Robert Elsie
Albanian Literature
Albanian Authors
Faslli HALITI
Faslli Haliti was born in Lushnja in 1935 and worked as a teacher of art and literature there. His first poetry collection, Sot (Today), Tirana 1969, was a great success and was awarded a national prize. Soon thereafter, during the Cultural Revolution, ideological errors were “discovered” in his literary works. He was then denied the right to publish for ten years (1973-1983) and was dispatched to the countryside to work in an agricultural co-operative. Haliti is still a much honoured poet in Lushnja, and has been the recipient of numerous awards.
THE MAN WITH THE PISTOL
He waits for the autumn wind to blow,
Not for the trees to lose their leaves,
Not for the withered scraps to scatter,
But for the flaps of his jacket to lift,
For the pistol in his belt to be seen.
He waits for the spring season,
Not to sow, then to reap,
But to shed his jacket,
For the pistol in his belt
To be seen.
[“Njeriu me kobure”, first printed in the periodical Nëntori, 1972, and republished in the collection Kujt t’i besoj (Tirana: Toena 2006), p. 54. Translated from the Albanian by Robert Elsie. This poem was called subversive and revisionist at the Fourth Plenary Session of the Albanian Communist Party in 1973. For it, Haliti was banned from publishing and sent to work in the countryside.]
BUREAUCRACY AND I
I am Count Ugolini,
Bureaucracy, that’s Ruggero.
Ugolini and I,
Bureaucracy gnaws at Ruggero’s head
And I have no fatigue,
No mercy,
Only satisfaction,
That’s exactly
What I feel.
Petraq
(my boss on the committee)
Like Ruggero
Keeps my seven years of studies
Locked in the cell that’s his drawer.
Famished the years of my studies,
Like the sons of Ugolini longing for food,
They wait for a scrap of learning,
Rations from a tasty book.
I am studying once again
(by correspondence of course),
Such is life.
I do my lessons
And then go and fetch milk for my daughter,
I rock my little son whenever he cries.
I go to work,
And come back home from work,
I stroke the pages of my books first,
And then stroke the cheeks of my children,
And then go for a walk out to shop with my wife.

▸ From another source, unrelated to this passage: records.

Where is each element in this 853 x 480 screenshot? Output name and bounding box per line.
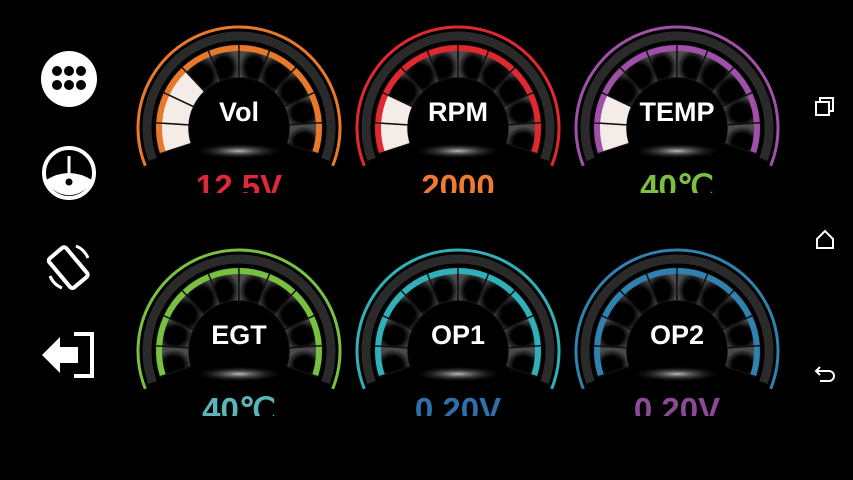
gauge-segment-band [750, 346, 760, 376]
home-icon [816, 229, 834, 249]
gauge-value: 40℃ [202, 391, 276, 416]
gauge-segment-band [312, 123, 322, 153]
exit-icon [42, 332, 94, 378]
gauge-label: EGT [211, 320, 267, 350]
gauge-vol[interactable]: Vol 12.5V [129, 23, 349, 193]
grid-dots-icon [41, 51, 97, 107]
gauge-op1[interactable]: OP1 0.20V [348, 246, 568, 416]
rotate-screen-button[interactable] [40, 238, 98, 296]
gauge-shine [193, 143, 285, 159]
gauge-outer-ring [136, 248, 342, 390]
exit-button[interactable] [40, 326, 98, 384]
gauge-shine [412, 143, 504, 159]
gauge-label: TEMP [639, 97, 715, 127]
gauge-value: 12.5V [195, 168, 283, 193]
gauge-outer-ring [136, 25, 342, 167]
gauge-value: 0.20V [414, 391, 502, 416]
back-icon [814, 366, 835, 382]
screen-rotate-icon [46, 244, 90, 291]
home-button[interactable] [812, 227, 838, 253]
gauge-shine [631, 366, 723, 382]
gauge-shine [412, 366, 504, 382]
gauge-bezel [361, 31, 555, 161]
gauge-shine [631, 143, 723, 159]
gauge-outer-ring [574, 248, 780, 390]
back-button[interactable] [812, 361, 838, 387]
gauge-rpm[interactable]: RPM 2000 [348, 23, 568, 193]
gauge-value: 0.20V [633, 391, 721, 416]
gauge-label: Vol [219, 97, 259, 127]
gauge-segment-band [750, 123, 760, 153]
gauge-bezel [580, 254, 774, 384]
gauge-label: OP2 [649, 320, 705, 350]
gauge-egt[interactable]: EGT 40℃ [129, 246, 349, 416]
gauge-op2[interactable]: OP2 0.20V [567, 246, 787, 416]
gauge-outer-ring [355, 248, 561, 390]
gauge-outer-ring [355, 25, 561, 167]
gauge-view-button[interactable] [40, 144, 98, 202]
gauge-segment-band [531, 123, 541, 153]
gauge-label: OP1 [430, 320, 486, 350]
gauge-temp[interactable]: TEMP 40℃ [567, 23, 787, 193]
gauge-bezel [580, 31, 774, 161]
gauge-outer-ring [574, 25, 780, 167]
gauge-shine [193, 366, 285, 382]
gauge-bezel [142, 254, 336, 384]
gauge-bezel [361, 254, 555, 384]
gauge-bezel [142, 31, 336, 161]
recent-apps-icon [815, 97, 834, 116]
dashboard-grid-button[interactable] [40, 50, 98, 108]
gauge-icon [42, 146, 96, 200]
gauge-segment-band [531, 346, 541, 376]
gauge-segment-band [312, 346, 322, 376]
gauge-value: 40℃ [640, 168, 714, 193]
gauge-value: 2000 [421, 168, 495, 193]
gauge-label: RPM [428, 97, 488, 127]
recent-apps-button[interactable] [812, 94, 838, 120]
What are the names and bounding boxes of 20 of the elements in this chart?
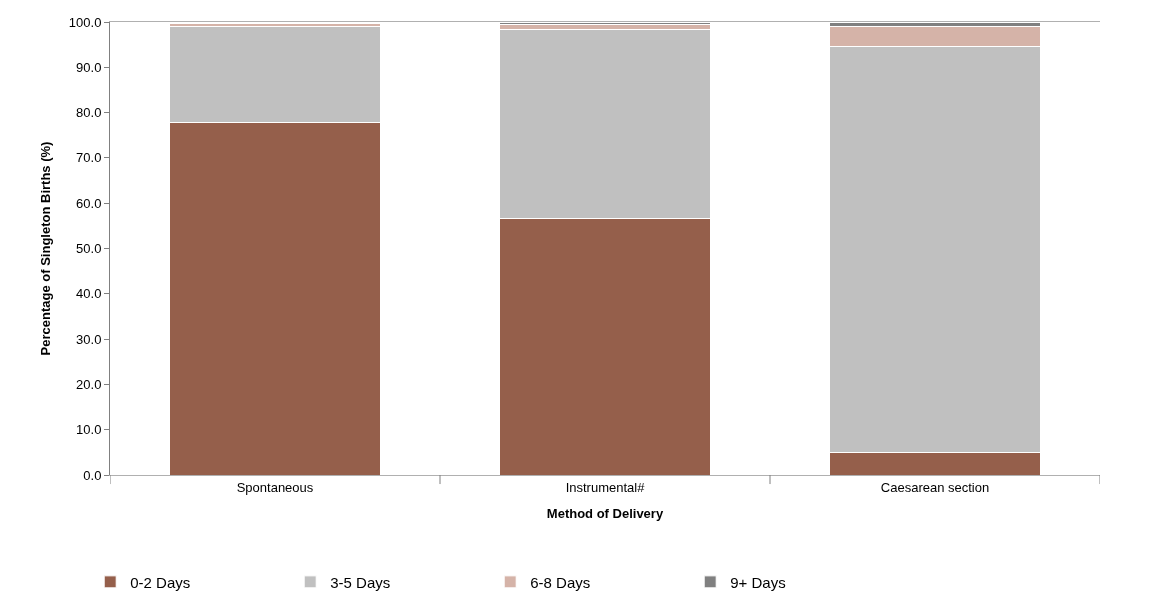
y-tick-label: 30.0 xyxy=(76,331,102,347)
y-tick-label: 90.0 xyxy=(76,59,102,75)
y-tick-label: 60.0 xyxy=(76,195,102,211)
y-tick-label: 100.0 xyxy=(68,14,102,30)
y-tick-label: 20.0 xyxy=(76,376,102,392)
y-tick-label: 10.0 xyxy=(76,422,102,438)
x-tick-label: Instrumental# xyxy=(565,479,646,495)
x-axis-title: Method of Delivery xyxy=(546,506,664,522)
y-tick-label: 80.0 xyxy=(76,105,102,121)
legend-label: 9+ Days xyxy=(730,573,786,591)
y-tick-label: 50.0 xyxy=(76,241,102,257)
y-tick-label: 40.0 xyxy=(76,286,102,302)
y-axis-title: Percentage of Singleton Births (%) xyxy=(37,141,53,356)
legend-label: 6-8 Days xyxy=(530,573,591,591)
legend-label: 0-2 Days xyxy=(130,573,191,591)
x-tick-label: Caesarean section xyxy=(880,479,990,495)
y-tick-label: 0.0 xyxy=(83,467,102,483)
y-tick-label: 70.0 xyxy=(76,150,102,166)
legend-label: 3-5 Days xyxy=(330,573,391,591)
x-tick-label: Spontaneous xyxy=(236,479,314,495)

This is the only way I have
Of getting back at you, bureaucracy.
[“Unë dhe burokracia”, printed in the periodical Nëntori, 1970, and republished in the collection Kujt t’i besoj (Tirana: Toena 2006), p. 56. Translated from the Albanian by Robert Elsie.]
SHE
Her eyes met my glance,
Like two icebergs we collided,
And shattered.
Indignant, she cried out:
“I’m a town girl!
You’re just a peasant!
I could never marry you!”
“I know exactly what you mean,
You’re like a block of ice in the springtime,
And, no doubt about it,
You shall melt!”
[“Ajo”, from the volume Sot (Tirana: Naim Frashëri 1969), republished in the collection Kujt t’i besoj (Tirana: Toena 2006), p. 13. Translated from the Albanian by Robert Elsie.]
NOISE
Down the road before me
Roared a motorbike, ear-splitting,
And vanished among the trucks in the dusk,
Leaving behind it
A few blatant bursts from an exhaust pipe
And the din of propulsion.
I marked
And mumbled:
Little things, big noise!
[“Zhurmë”, from the volume Sot (Tirana: Naim Frashëri 1969), republished in the collection Kujt t’i besoj (Tirana: Toena 2006), p. 23. Translated from the Albanian by Robert Elsie.]
THE POND
Why so murky, pond?
I conceal my depth,
To seem profound!
[“Pellgu”, from the volume Mesazhe fushe (Tirana: Naim Frashëri 1984), republished in the collection Kujt t’i besoj (Tirana: Toena 2006), p. 32. Translated from the Albanian by Robert Elsie.]
THE BLACK BROOK
Near the Black Brook,
In my white meadows,
The shepherd Duro made love,
Lay
With a widow,
While his sheep were grazing.
In the fields, in the meadows,
The shepherd Duro
Made a ruckus
With the widow, sex
In the wheat fields, in the corn rows,
In amongst the aspens at the black brook…
And the waters bubbled and brightened with his passion…
My white meadows near the Black Brook.
[“Përroi i Zi”, 2004, published in the collection “Kujt t’i besoj” (Tirana: Toena 2006), p. 214. Translated from the Albanian by Robert Elsie.]